A similar technology, created in the UK and being developed in the US and Australia, is nuclear quadrupole resonance (NQR). It uses radio waves to excite certain atoms such as nitrogen, which is ubiquitous in explosives. The wavelength spectrum of the energy re-emitted by the excited atoms can then be used to identify the molecule.
More far-fetched options include the idea that it may one day be possible to detect physiological changes in people who have handled explosives. Others think it might be possible to detect a bomb by looking for changes in negative ions in the air around explosives. But meanwhile, some claim that more conventional techniques such as sniffer dogs are adequate.
Given the pros and cons of each technology, a report by the US National Research Council last year concluded that several techniques should be used together. For instance, NQR might detect that someone has entered a station carrying explosives. Video surveillance could then be used to narrow down the list of suspects, who would be checked by security guards carrying hand-held scanners. Or an ion mobility spectrometer at the base of an escalator could sound an alarm, with confirmation that a suspect bag does indeed contain explosives coming from a terahertz scanner and a sniffer dog.
But there would be problems making these technologies work in a modern mass-transit system, says Brian Jenkins, a transport expert with the Rand Corporation in California. “The issue isn’t just technology. The issue is, can you keep moving volumes of people efficiently, and can you afford it?” There would be an enormous staffing requirement, with a team at every station ready to respond to an alarm, at a time when many transit systems are cutting staff.
“So you detect someone. Who picks him out, stops him and searches him?” asks Jenkins. “Then you have to keep traffic moving – and keep watching in case the first guy was only a decoy.
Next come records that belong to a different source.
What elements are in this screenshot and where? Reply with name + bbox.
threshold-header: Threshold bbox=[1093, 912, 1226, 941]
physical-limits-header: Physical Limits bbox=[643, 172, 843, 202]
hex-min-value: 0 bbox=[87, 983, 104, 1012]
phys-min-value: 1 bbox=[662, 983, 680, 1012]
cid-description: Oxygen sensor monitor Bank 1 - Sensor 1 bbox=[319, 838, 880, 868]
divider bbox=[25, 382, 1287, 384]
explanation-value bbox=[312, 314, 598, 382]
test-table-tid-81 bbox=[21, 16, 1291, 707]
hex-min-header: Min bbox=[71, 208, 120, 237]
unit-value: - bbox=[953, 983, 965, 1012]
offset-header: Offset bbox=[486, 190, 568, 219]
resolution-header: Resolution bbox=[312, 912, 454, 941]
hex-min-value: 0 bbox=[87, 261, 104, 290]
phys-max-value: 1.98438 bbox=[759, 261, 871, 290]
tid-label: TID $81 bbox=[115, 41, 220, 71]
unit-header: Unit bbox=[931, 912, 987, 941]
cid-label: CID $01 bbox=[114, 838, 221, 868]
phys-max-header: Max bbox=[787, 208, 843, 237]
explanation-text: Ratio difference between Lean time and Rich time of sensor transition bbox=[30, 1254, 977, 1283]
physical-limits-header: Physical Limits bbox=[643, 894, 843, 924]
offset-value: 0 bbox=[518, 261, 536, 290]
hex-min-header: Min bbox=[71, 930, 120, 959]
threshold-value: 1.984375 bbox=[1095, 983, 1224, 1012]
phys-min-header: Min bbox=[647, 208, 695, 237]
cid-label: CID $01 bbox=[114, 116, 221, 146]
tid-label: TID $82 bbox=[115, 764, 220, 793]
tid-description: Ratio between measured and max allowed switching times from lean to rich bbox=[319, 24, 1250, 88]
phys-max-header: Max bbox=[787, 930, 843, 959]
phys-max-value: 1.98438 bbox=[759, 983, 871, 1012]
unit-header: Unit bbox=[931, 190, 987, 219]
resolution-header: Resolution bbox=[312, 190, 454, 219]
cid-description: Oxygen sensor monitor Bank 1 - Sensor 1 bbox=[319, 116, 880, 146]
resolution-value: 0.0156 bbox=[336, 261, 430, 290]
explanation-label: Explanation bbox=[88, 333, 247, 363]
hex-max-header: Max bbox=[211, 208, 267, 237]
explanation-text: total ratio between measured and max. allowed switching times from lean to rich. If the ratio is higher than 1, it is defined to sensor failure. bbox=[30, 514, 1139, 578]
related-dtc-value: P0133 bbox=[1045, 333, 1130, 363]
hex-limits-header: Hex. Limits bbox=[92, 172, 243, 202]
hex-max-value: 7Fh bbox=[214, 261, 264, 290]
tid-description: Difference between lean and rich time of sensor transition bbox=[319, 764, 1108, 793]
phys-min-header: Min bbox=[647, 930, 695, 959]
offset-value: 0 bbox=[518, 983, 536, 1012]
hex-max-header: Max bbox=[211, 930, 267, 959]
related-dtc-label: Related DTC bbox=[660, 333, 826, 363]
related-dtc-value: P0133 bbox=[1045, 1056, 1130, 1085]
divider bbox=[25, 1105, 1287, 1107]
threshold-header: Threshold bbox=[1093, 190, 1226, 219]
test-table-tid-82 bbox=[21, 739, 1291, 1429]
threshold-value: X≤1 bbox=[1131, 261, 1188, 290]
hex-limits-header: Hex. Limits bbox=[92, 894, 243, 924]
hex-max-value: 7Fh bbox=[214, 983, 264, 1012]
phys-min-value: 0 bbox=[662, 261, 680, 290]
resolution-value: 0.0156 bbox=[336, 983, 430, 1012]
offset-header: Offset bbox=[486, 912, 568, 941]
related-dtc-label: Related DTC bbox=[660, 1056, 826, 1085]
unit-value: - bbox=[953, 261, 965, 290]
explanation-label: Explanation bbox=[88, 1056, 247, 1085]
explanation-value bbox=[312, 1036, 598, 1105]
And do it at every entrance to every station.” Even if the cost is only half what security screening now costs at airports, he estimates it would add a prohibitive $2 or $3 to every fare. There are also privacy concerns with terahertz scanners, as they can see through clothing (èƵ, 10 July 2004, p 20), although the NRC reports that these can be eliminated in an automated system that simply emits alarms when it recognises suspicious patterns.
“We should develop this technology. But we may have to be creative about how we deploy it”
“We should develop this technology,” Jenkins says. “But we may have to be very creative about how we deploy it, and perhaps use it only during a particular threat, or after the first bomb goes off, to detect the next ones.”